Gunung Agung Meletus
Tremor Over Scale Kembali Terjadi di Gunung Agung Bali, Saat Ini Masih Berlangsung
Laporan terkini alat seismograf Pusat Vulkanologi dan Mitigasi Bencana Geologi (PVMBG) merekam tremor over scale
TRIBUNJATENG.COM - Laporan terkini dari Pos Pantau Gunung Api Agung di Desa/Kecamatan Rendang, alat seismograf Pusat Vulkanologi dan Mitigasi Bencana Geologi (PVMBG) merekam tremor over scale atau tremor dengan amplitudo melebihi alat ukur seismograf, Rabu (29/11/2017).
Menurut laporan PVMBG, tremor over scale tersebut terjadi sejak pukul 17.25 Wita.
Hingga berita ini diposting, tremor over scale dilaporkan masih berlangsung di Gunung Agung.
"Kami kembali rekam tremor overscale selama 20 menit dan masih berkangsung," jelas Kepala Sub-Bidang Mitigasi Pemantauan Gunungapi Wilayah Timur PVMBG, Devy Kamil Syahbana.
Sebelumnya, kemarin (28/11/2017) sekitar pukul 13.30 Wita, alat seismograf PVMBG juga merekam tremor over scale dengan amplitudo maksimum 23 mm.
Tremor over scale tersebut terjadi sekitar pukul 13.30 Wita hingga 14.00 Wita.
"Tremor overscale ini menandakan ada volume material yang sangat besar, dan berusaha keluar untuk memenuhi kawah," jelas Kepala Bidang Mitigasi Pusat Vulkanologi dan Mitigasi Bencana Geologi I Gede Suantika, Selasa (28/11/2017).
Fase Kritis Gunung Agung, Ini Penjelasan PVMBG
Tremor ini menandakan gunung Agung memasuki fase kritis menuju letusan yang lebih besar.
"Tremor overscale ini menandakan ada volume material yang sangat besar, dan berusaha keluar untuk memenuhi kawah," kata Suantika kepada awak media di Pos Pantau Gunung Api Agung, kemarin.
Tremor overscale terus menerus tersebut, kata Suantika, mengindikasikan Tohlangkir --sebutan orang Bali untuk Gunung Agung-- tak lama lagi bakal mengalami letusan besar.
“Hanya kita belum tahu kapan.

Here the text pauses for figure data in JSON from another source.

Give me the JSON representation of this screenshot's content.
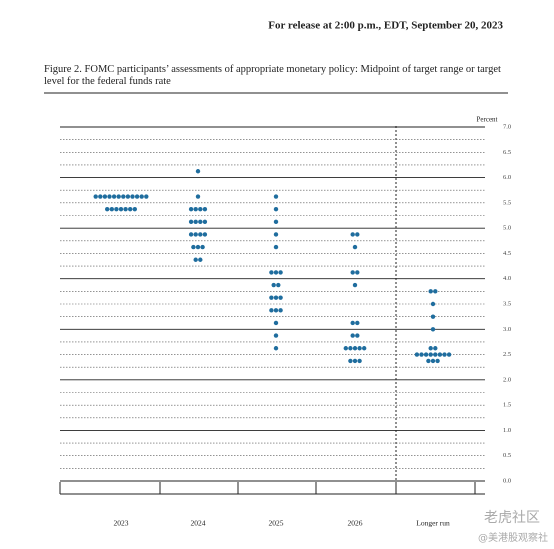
{
  "release": "For release at 2:00 p.m., EDT, September 20, 2023",
  "watermark": [
    "老虎社区",
    "@美港股观察社"
  ],
  "chart_data": {
    "type": "dot",
    "title": "Figure 2.  FOMC participants’ assessments of appropriate monetary policy:  Midpoint of target range or target level for the federal funds rate",
    "y_label": "Percent",
    "color": "#1f6d9e",
    "categories": [
      "2023",
      "2024",
      "2025",
      "2026",
      "Longer run"
    ],
    "values": [
      [
        5.625,
        5.625,
        5.625,
        5.625,
        5.625,
        5.625,
        5.625,
        5.625,
        5.625,
        5.625,
        5.625,
        5.625,
        5.375,
        5.375,
        5.375,
        5.375,
        5.375,
        5.375,
        5.375
      ],
      [
        6.125,
        5.625,
        5.375,
        5.375,
        5.375,
        5.375,
        5.125,
        5.125,
        5.125,
        5.125,
        4.875,
        4.875,
        4.875,
        4.875,
        4.625,
        4.625,
        4.625,
        4.375,
        4.375
      ],
      [
        5.625,
        5.375,
        5.125,
        4.875,
        4.625,
        4.125,
        4.125,
        4.125,
        3.875,
        3.875,
        3.625,
        3.625,
        3.625,
        3.375,
        3.375,
        3.375,
        3.125,
        2.875,
        2.625
      ],
      [
        4.875,
        4.875,
        4.625,
        4.125,
        4.125,
        3.875,
        3.125,
        3.125,
        2.875,
        2.875,
        2.625,
        2.625,
        2.625,
        2.625,
        2.625,
        2.375,
        2.375,
        2.375
      ],
      [
        3.75,
        3.75,
        3.5,
        3.25,
        3.0,
        2.625,
        2.625,
        2.5,
        2.5,
        2.5,
        2.5,
        2.5,
        2.5,
        2.5,
        2.5,
        2.375,
        2.375,
        2.375
      ]
    ],
    "ylim": [
      0,
      7.25
    ],
    "yticks": [
      {
        "value": 0,
        "label": "0.0"
      },
      {
        "value": 0.5,
        "label": "0.5"
      },
      {
        "value": 1,
        "label": "1.0"
      },
      {
        "value": 1.5,
        "label": "1.5"
      },
      {
        "value": 2,
        "label": "2.0"
      },
      {
        "value": 2.5,
        "label": "2.5"
      },
      {
        "value": 3,
        "label": "3.0"
      },
      {
        "value": 3.5,
        "label": "3.5"
      },
      {
        "value": 4,
        "label": "4.0"
      },
      {
        "value": 4.5,
        "label": "4.5"
      },
      {
        "value": 5,
        "label": "5.0"
      },
      {
        "value": 5.5,
        "label": "5.5"
      },
      {
        "value": 6,
        "label": "6.0"
      },
      {
        "value": 6.5,
        "label": "6.5"
      },
      {
        "value": 7,
        "label": "7.0"
      }
    ],
    "yminor": [
      0.25,
      0.75,
      1.25,
      1.75,
      2.25,
      2.75,
      3.25,
      3.75,
      4.25,
      4.75,
      5.25,
      5.75,
      6.25,
      6.75
    ],
    "grid": true
  }
}
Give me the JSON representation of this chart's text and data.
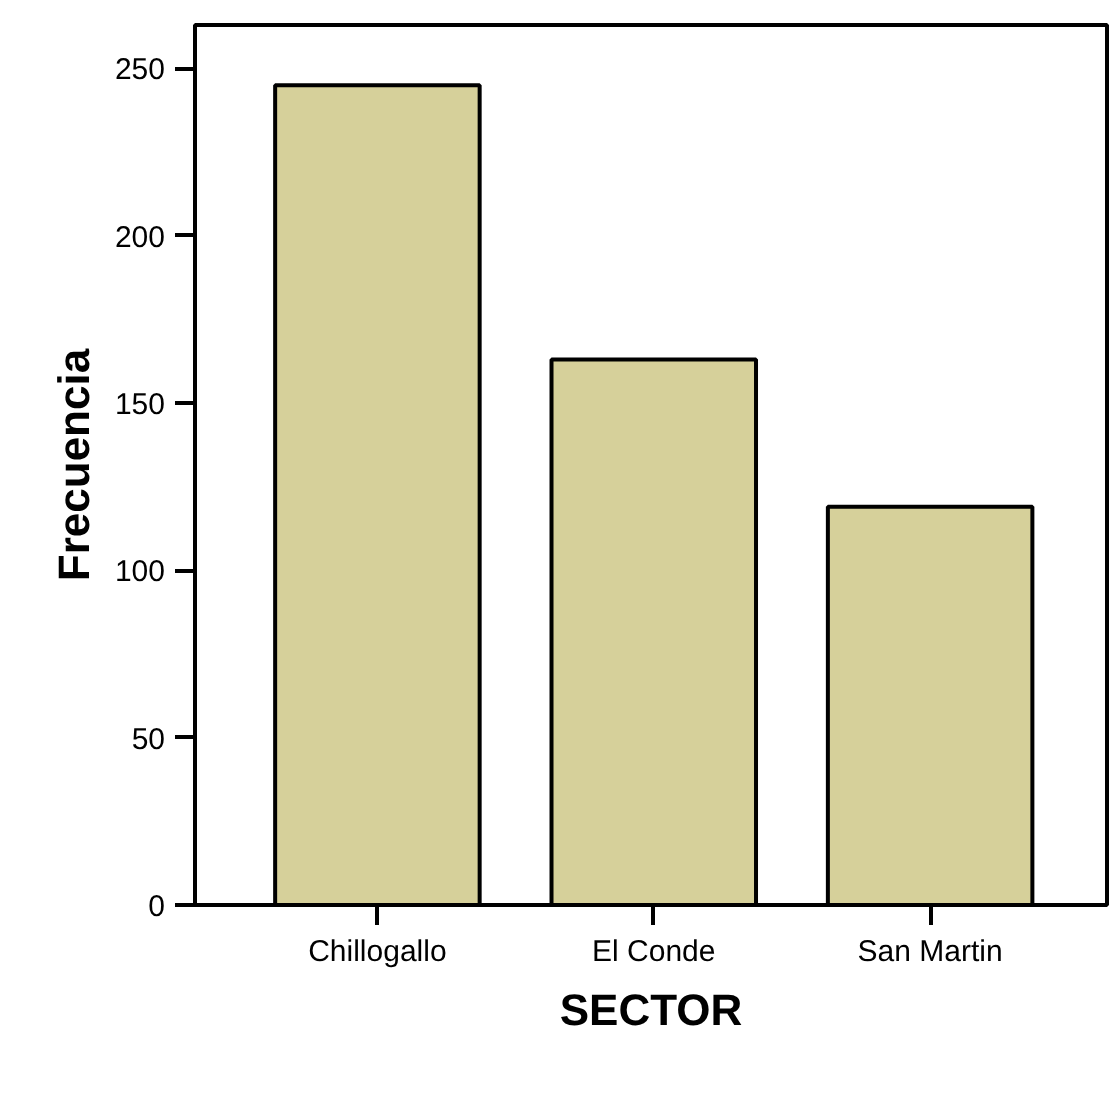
{
  "chart_data": {
    "type": "bar",
    "xlabel": "SECTOR",
    "ylabel": "Frecuencia",
    "categories": [
      "Chillogallo",
      "El Conde",
      "San Martin"
    ],
    "values": [
      245,
      163,
      119
    ],
    "color": "#d6d09a",
    "ylim": [
      0,
      263
    ],
    "yticks": [
      0,
      50,
      100,
      150,
      200,
      250
    ],
    "grid": false
  }
}
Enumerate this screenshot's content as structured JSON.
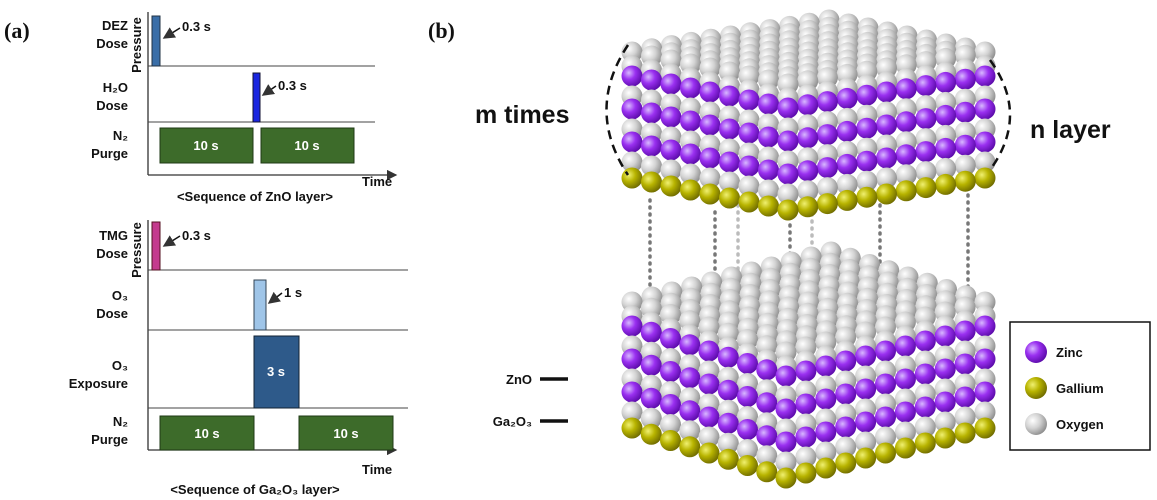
{
  "panel_a": {
    "label": "(a)",
    "zno": {
      "y_axis": "Pressure",
      "x_axis": "Time",
      "caption": "<Sequence of ZnO layer>",
      "rows": [
        [
          "DEZ",
          "Dose"
        ],
        [
          "H₂O",
          "Dose"
        ],
        [
          "N₂",
          "Purge"
        ]
      ],
      "pulses": [
        "0.3 s",
        "0.3 s",
        "10 s",
        "10 s"
      ]
    },
    "ga2o3": {
      "y_axis": "Pressure",
      "x_axis": "Time",
      "caption": "<Sequence of Ga₂O₃ layer>",
      "rows": [
        [
          "TMG",
          "Dose"
        ],
        [
          "O₃",
          "Dose"
        ],
        [
          "O₃",
          "Exposure"
        ],
        [
          "N₂",
          "Purge"
        ]
      ],
      "pulses": [
        "0.3 s",
        "1 s",
        "3 s",
        "10 s",
        "10 s"
      ]
    }
  },
  "panel_b": {
    "label": "(b)",
    "left_brace": "m times",
    "right_brace": "n layer",
    "layer_labels": [
      "ZnO",
      "Ga₂O₃"
    ],
    "legend": [
      "Zinc",
      "Gallium",
      "Oxygen"
    ]
  }
}
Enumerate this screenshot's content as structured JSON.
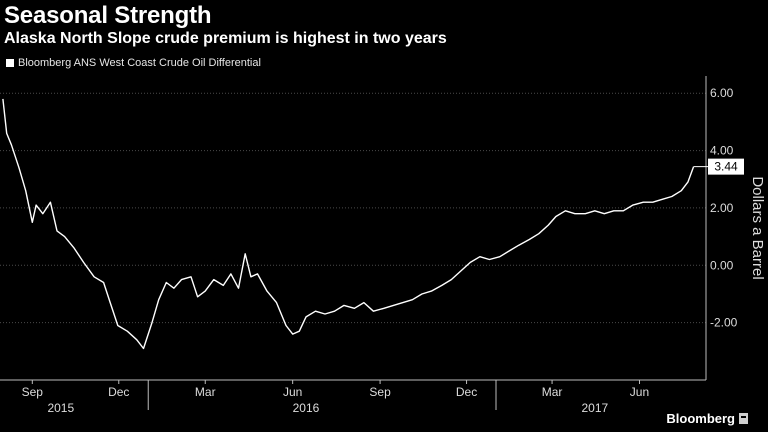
{
  "title": "Seasonal Strength",
  "subtitle": "Alaska North Slope crude premium is highest in two years",
  "brand": "Bloomberg",
  "colors": {
    "background": "#000000",
    "line": "#ffffff",
    "grid": "#4a4a4a",
    "text": "#dcdcdc"
  },
  "chart_data": {
    "type": "line",
    "series": [
      {
        "name": "Bloomberg ANS West Coast Crude Oil Differential",
        "points": [
          [
            "2015-08-01",
            5.8
          ],
          [
            "2015-08-05",
            4.6
          ],
          [
            "2015-08-10",
            4.2
          ],
          [
            "2015-08-18",
            3.4
          ],
          [
            "2015-08-25",
            2.6
          ],
          [
            "2015-09-01",
            1.5
          ],
          [
            "2015-09-05",
            2.1
          ],
          [
            "2015-09-12",
            1.8
          ],
          [
            "2015-09-20",
            2.2
          ],
          [
            "2015-09-27",
            1.2
          ],
          [
            "2015-10-05",
            1.0
          ],
          [
            "2015-10-15",
            0.6
          ],
          [
            "2015-10-25",
            0.1
          ],
          [
            "2015-11-05",
            -0.4
          ],
          [
            "2015-11-15",
            -0.6
          ],
          [
            "2015-11-22",
            -1.3
          ],
          [
            "2015-11-30",
            -2.1
          ],
          [
            "2015-12-10",
            -2.3
          ],
          [
            "2015-12-20",
            -2.6
          ],
          [
            "2015-12-27",
            -2.9
          ],
          [
            "2016-01-05",
            -2.0
          ],
          [
            "2016-01-12",
            -1.2
          ],
          [
            "2016-01-20",
            -0.6
          ],
          [
            "2016-01-28",
            -0.8
          ],
          [
            "2016-02-05",
            -0.5
          ],
          [
            "2016-02-15",
            -0.4
          ],
          [
            "2016-02-22",
            -1.1
          ],
          [
            "2016-03-01",
            -0.9
          ],
          [
            "2016-03-10",
            -0.5
          ],
          [
            "2016-03-20",
            -0.7
          ],
          [
            "2016-03-28",
            -0.3
          ],
          [
            "2016-04-05",
            -0.8
          ],
          [
            "2016-04-12",
            0.4
          ],
          [
            "2016-04-18",
            -0.4
          ],
          [
            "2016-04-25",
            -0.3
          ],
          [
            "2016-05-05",
            -0.9
          ],
          [
            "2016-05-15",
            -1.3
          ],
          [
            "2016-05-25",
            -2.1
          ],
          [
            "2016-06-01",
            -2.4
          ],
          [
            "2016-06-08",
            -2.3
          ],
          [
            "2016-06-15",
            -1.8
          ],
          [
            "2016-06-25",
            -1.6
          ],
          [
            "2016-07-05",
            -1.7
          ],
          [
            "2016-07-15",
            -1.6
          ],
          [
            "2016-07-25",
            -1.4
          ],
          [
            "2016-08-05",
            -1.5
          ],
          [
            "2016-08-15",
            -1.3
          ],
          [
            "2016-08-25",
            -1.6
          ],
          [
            "2016-09-05",
            -1.5
          ],
          [
            "2016-09-15",
            -1.4
          ],
          [
            "2016-09-25",
            -1.3
          ],
          [
            "2016-10-05",
            -1.2
          ],
          [
            "2016-10-15",
            -1.0
          ],
          [
            "2016-10-25",
            -0.9
          ],
          [
            "2016-11-05",
            -0.7
          ],
          [
            "2016-11-15",
            -0.5
          ],
          [
            "2016-11-25",
            -0.2
          ],
          [
            "2016-12-05",
            0.1
          ],
          [
            "2016-12-15",
            0.3
          ],
          [
            "2016-12-25",
            0.2
          ],
          [
            "2017-01-05",
            0.3
          ],
          [
            "2017-01-15",
            0.5
          ],
          [
            "2017-01-25",
            0.7
          ],
          [
            "2017-02-05",
            0.9
          ],
          [
            "2017-02-15",
            1.1
          ],
          [
            "2017-02-25",
            1.4
          ],
          [
            "2017-03-05",
            1.7
          ],
          [
            "2017-03-15",
            1.9
          ],
          [
            "2017-03-25",
            1.8
          ],
          [
            "2017-04-05",
            1.8
          ],
          [
            "2017-04-15",
            1.9
          ],
          [
            "2017-04-25",
            1.8
          ],
          [
            "2017-05-05",
            1.9
          ],
          [
            "2017-05-15",
            1.9
          ],
          [
            "2017-05-25",
            2.1
          ],
          [
            "2017-06-05",
            2.2
          ],
          [
            "2017-06-15",
            2.2
          ],
          [
            "2017-06-25",
            2.3
          ],
          [
            "2017-07-05",
            2.4
          ],
          [
            "2017-07-15",
            2.6
          ],
          [
            "2017-07-22",
            2.9
          ],
          [
            "2017-07-28",
            3.44
          ]
        ]
      }
    ],
    "last_value_label": "3.44",
    "xlim": [
      "2015-07-29",
      "2017-08-10"
    ],
    "ylim": [
      -4.0,
      6.6
    ],
    "y_ticks": [
      -2,
      0,
      2,
      4,
      6
    ],
    "y_tick_labels": [
      "-2.00",
      "0.00",
      "2.00",
      "4.00",
      "6.00"
    ],
    "ylabel": "Dollars a Barrel",
    "x_ticks": [
      {
        "date": "2015-09-01",
        "label": "Sep"
      },
      {
        "date": "2015-12-01",
        "label": "Dec"
      },
      {
        "date": "2016-03-01",
        "label": "Mar"
      },
      {
        "date": "2016-06-01",
        "label": "Jun"
      },
      {
        "date": "2016-09-01",
        "label": "Sep"
      },
      {
        "date": "2016-12-01",
        "label": "Dec"
      },
      {
        "date": "2017-03-01",
        "label": "Mar"
      },
      {
        "date": "2017-06-01",
        "label": "Jun"
      }
    ],
    "year_labels": [
      {
        "date": "2015-10-01",
        "label": "2015"
      },
      {
        "date": "2016-06-15",
        "label": "2016"
      },
      {
        "date": "2017-04-15",
        "label": "2017"
      }
    ],
    "year_boundaries": [
      "2016-01-01",
      "2017-01-01"
    ],
    "grid": true,
    "legend_position": "top-left"
  }
}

Indikasinya untuk terjadi letusan yang lebih besar sudah kuat. Jika terjadi letusan, volume yang keluar lebih besar,” jelasnya.
Ada dua letusan yang kemungkinan akan terjadi, pertama letusan efusif yang mana magma cepat memenuhi kawah dan meluber keluar gunung menjadi lahar panas dan diikuti dengan awan panas guguran.
Sementara kemungkinan kedua terjadi letusan eksplosif yakni letusan besar mengelontarkan material disertai awan panas.
"Ini yang kita takuti tadi. Kita khawatir magma sudah dangkal di kawah, tiba-tiba ada jumlah magma dengan volume besar keluar secara barengan. Ini yang nanti jadi eksplosif. Ini yang tadi bikin kami (PVMBG) agak panik, sehingga kami minta warga menjauh dari pos pantau," kata Suantika, ahli vulkanologi asal Desa Bengkel, Kecamatan Busung Biu, Kabupaten Buleleng.
Gunung Agung memiliki dua karakter atau tipe letusan, eksplosif dan efusif.
Hal ini mengacu pada letusan tahun 1963, yang berlangsung hampir setahun sejak 16 Februari 1963 hingga 27 Januari 1964 dengan ditandai dua kali letusan dahsyat.
Suantika pun menyebut letusan selama setahun seperti tahun 1963 ini pun sangat berpotensi kembali terulang tahun ini.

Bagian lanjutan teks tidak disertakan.